Reports have shown that Foreclosures and delinquencies have continued to drop within government-sponsored enterprises such as Fannie Mae and Freddie Mac after second-quarter reviews from the Federal Housing and Finance Agency’s (FHFA) Foreclosure Prevention Report.
Interestingly, third-party sales and foreclosures fell 10% from last quarter and foreclosure starts decreased by 11%. This is the result of many national foreclosure-prevention initiatives.
Since their conservatorship in 2008, Fannie Mae and Freddie Mac have completed 2.9 million foreclosure-prevention actions, which have resulted in 2.4 million borrowers staying in their homes and 1.4 million homeowners receiving permanent loan modifications.
Reaching its lowest level since the fall of 2008, the number of loans more than 60 days past due in Q2 2013 has decreased 7% while seriously delinquent loans — those over 90 days past due — fell to 2.8%. In comparison, Federal Housing Administration loans and Veteran Affairs loans only fell to 7.6% and 3.9%, respectively.

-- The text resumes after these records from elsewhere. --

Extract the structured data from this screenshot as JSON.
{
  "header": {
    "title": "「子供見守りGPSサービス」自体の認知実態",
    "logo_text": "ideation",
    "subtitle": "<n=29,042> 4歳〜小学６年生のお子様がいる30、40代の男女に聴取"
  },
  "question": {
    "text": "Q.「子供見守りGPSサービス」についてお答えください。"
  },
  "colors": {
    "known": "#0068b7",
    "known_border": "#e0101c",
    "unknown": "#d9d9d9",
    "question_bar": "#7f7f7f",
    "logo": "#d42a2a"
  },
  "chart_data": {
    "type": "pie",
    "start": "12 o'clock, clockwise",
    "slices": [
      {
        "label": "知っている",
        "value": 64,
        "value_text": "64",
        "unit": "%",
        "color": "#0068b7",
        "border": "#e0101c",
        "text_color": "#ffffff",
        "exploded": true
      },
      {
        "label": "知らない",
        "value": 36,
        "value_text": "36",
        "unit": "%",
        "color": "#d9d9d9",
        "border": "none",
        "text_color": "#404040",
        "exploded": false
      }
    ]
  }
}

The national average was 5.9% for all loans.
More than half of distressed homeowners had their monthly payments reduced by more than 30% after receiving loan modifications. A total of 29,400 short sales and deeds-in-lieu were completed, rather than foreclosures in the second quarter as well, which resulted in over 505,700 since the start of conservatorship five years ago.